This knowledge base article explains how to create and configure a Kubernetes Service Account with cluster-level permissions for integrating a Google Kubernetes Engine (GKE) cluster with SWIFT.
SWIFT requires authenticated access to the Kubernetes API server to perform cluster discovery, workload management, and migration-related operations.
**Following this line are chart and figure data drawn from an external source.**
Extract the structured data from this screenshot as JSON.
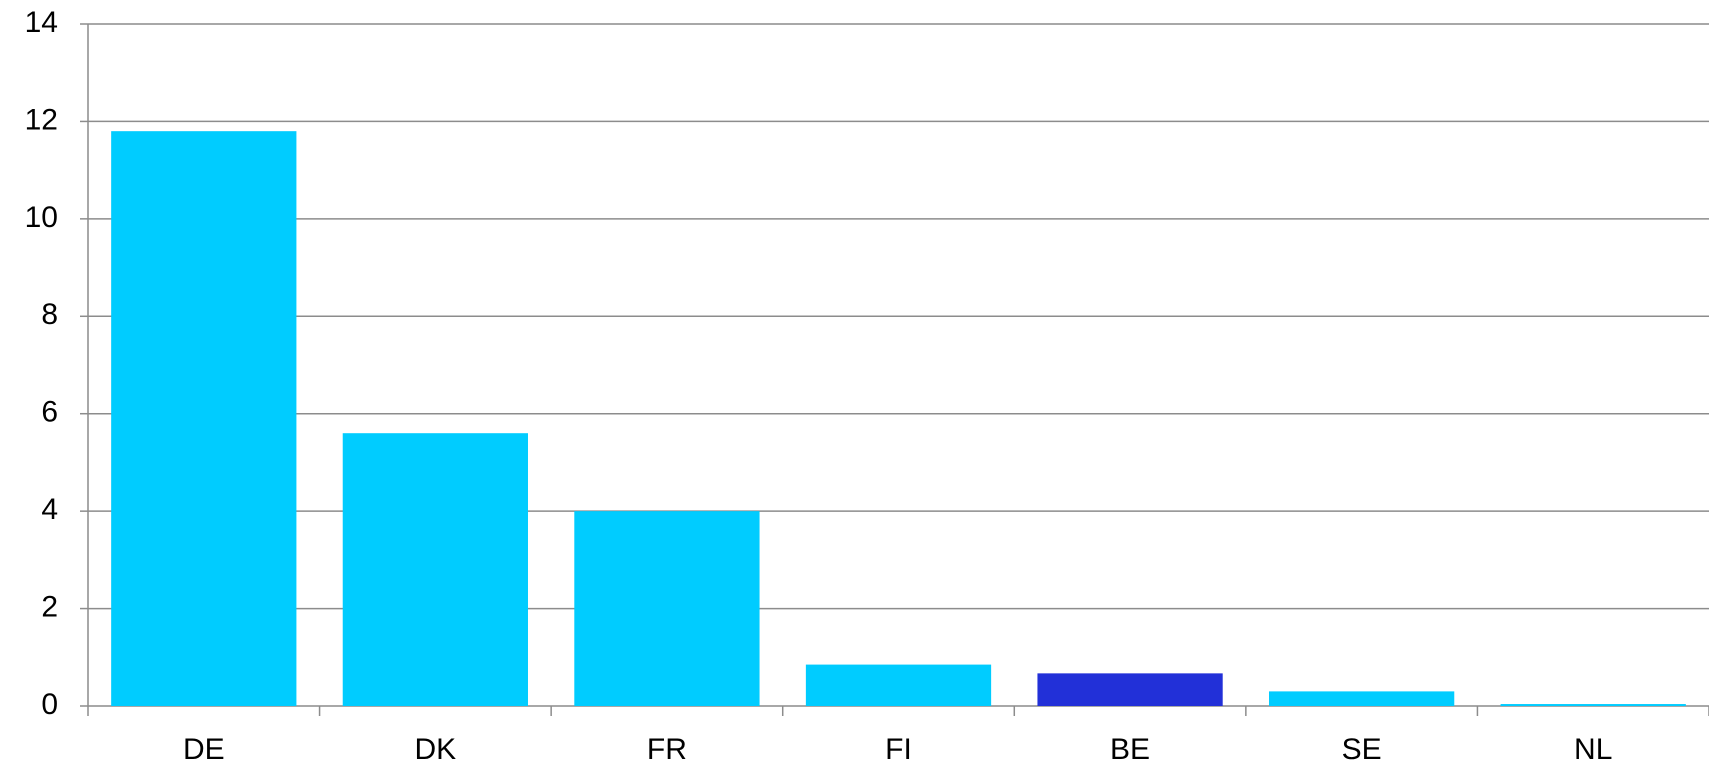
{
  "chart_data": {
    "type": "bar",
    "categories": [
      "DE",
      "DK",
      "FR",
      "FI",
      "BE",
      "SE",
      "NL"
    ],
    "values": [
      11.8,
      5.6,
      4.0,
      0.85,
      0.67,
      0.3,
      0.04
    ],
    "colors": [
      "#00ccff",
      "#00ccff",
      "#00ccff",
      "#00ccff",
      "#2230d8",
      "#00ccff",
      "#00ccff"
    ],
    "ylim": [
      0,
      14
    ],
    "yticks": [
      0,
      2,
      4,
      6,
      8,
      10,
      12,
      14
    ],
    "grid": true
  }
}
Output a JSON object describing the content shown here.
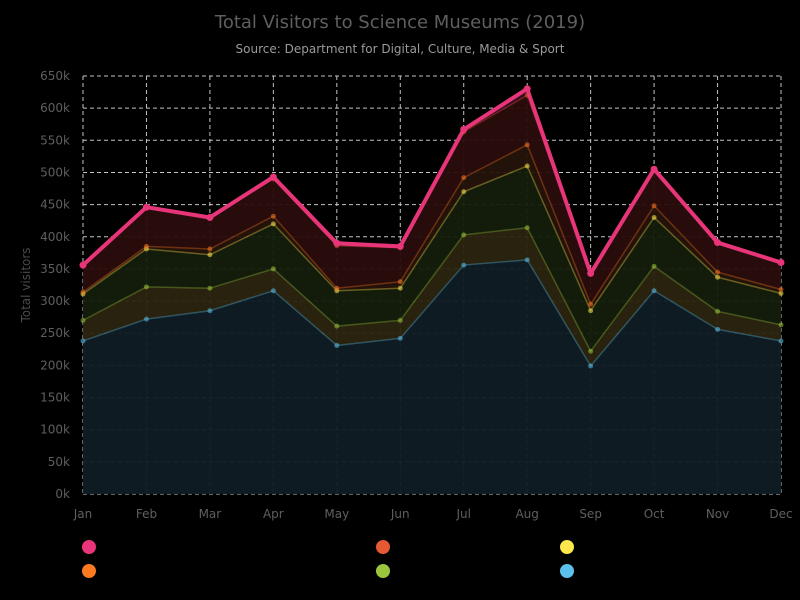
{
  "chart_data": {
    "type": "area",
    "title": "Total Visitors to Science Museums (2019)",
    "subtitle": "Source: Department for Digital, Culture, Media & Sport",
    "ylabel": "Total visitors",
    "ylim": [
      0,
      650000
    ],
    "y_ticks": [
      0,
      50000,
      100000,
      150000,
      200000,
      250000,
      300000,
      350000,
      400000,
      450000,
      500000,
      550000,
      600000,
      650000
    ],
    "y_tick_labels": [
      "0k",
      "50k",
      "100k",
      "150k",
      "200k",
      "250k",
      "300k",
      "350k",
      "400k",
      "450k",
      "500k",
      "550k",
      "600k",
      "650k"
    ],
    "categories": [
      "Jan",
      "Feb",
      "Mar",
      "Apr",
      "May",
      "Jun",
      "Jul",
      "Aug",
      "Sep",
      "Oct",
      "Nov",
      "Dec"
    ],
    "grid": true,
    "legend_position": "bottom",
    "series": [
      {
        "color": "#5bc0eb",
        "fill": "#0f1c24",
        "values": [
          238000,
          272000,
          285000,
          316000,
          231000,
          242000,
          356000,
          364000,
          199000,
          316000,
          256000,
          238000
        ]
      },
      {
        "color": "#9bc53d",
        "fill": "#2a2410",
        "values": [
          270000,
          322000,
          320000,
          350000,
          261000,
          270000,
          403000,
          414000,
          222000,
          354000,
          284000,
          263000
        ]
      },
      {
        "color": "#fde74c",
        "fill": "#141d0c",
        "values": [
          311000,
          381000,
          372000,
          420000,
          316000,
          320000,
          470000,
          510000,
          285000,
          430000,
          337000,
          312000
        ]
      },
      {
        "color": "#fa7921",
        "fill": "#251309",
        "values": [
          314000,
          385000,
          381000,
          432000,
          320000,
          330000,
          492000,
          543000,
          295000,
          448000,
          345000,
          318000
        ]
      },
      {
        "color": "#e55934",
        "fill": "#2a0c0c",
        "values": [
          356000,
          446000,
          430000,
          490000,
          386000,
          383000,
          563000,
          620000,
          343000,
          505000,
          391000,
          360000
        ]
      },
      {
        "color": "#e8357a",
        "fill": "#3a0c22",
        "values": [
          356000,
          446000,
          430000,
          493000,
          390000,
          385000,
          567000,
          630000,
          343000,
          505000,
          391000,
          360000
        ]
      }
    ],
    "legend_colors": [
      "#e8357a",
      "#e55934",
      "#fde74c",
      "#fa7921",
      "#9bc53d",
      "#5bc0eb"
    ]
  }
}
This access is established using a Kubernetes Service Account token.
Pre-requisite:
1. An active and accessible GKE cluster
2. Cluster version compatible with SWIFT requirements
3. Network connectivity between SWIFT and the GKE API server
kubectl apply -f - <<EOF
apiVersion: v1
kind: ServiceAccount
metadata:
name: swift-service-account-auto
namespace: kube-system
EOF
kubectl apply -f - <<EOF
apiVersion: v1
kind: Secret
metadata:
name: swift-service-account-auto
namespace: kube-system
annotations:
kubernetes.io/service-account.name: swift-service-account-auto
type: kubernetes.io/service-account-token
EOF
kubectl apply -f - <<EOF
apiVersion: rbac.authorization.k8s.io/v1
kind: ClusterRoleBinding
metadata:
name: swift-admin-auto
roleRef:
apiGroup: rbac.authorization.k8s.io
kind: ClusterRole
name: cluster-admin
subjects:
- kind: ServiceAccount
name: swift-service-account-auto
namespace: kube-system
EOF
kubectl -n kube-system describe secret $(kubectl -n kube-system get secret | awk '/swift-service-account-auto /{print $1}') | awk '$1=="token:"{print $2}'After executing the above commands, a Kubernetes Service Account token is generated for the swift-service-account-auto Service Account in the kube-system namespace.
This token is a bearer token used for authenticating API requests to the Kubernetes control plane.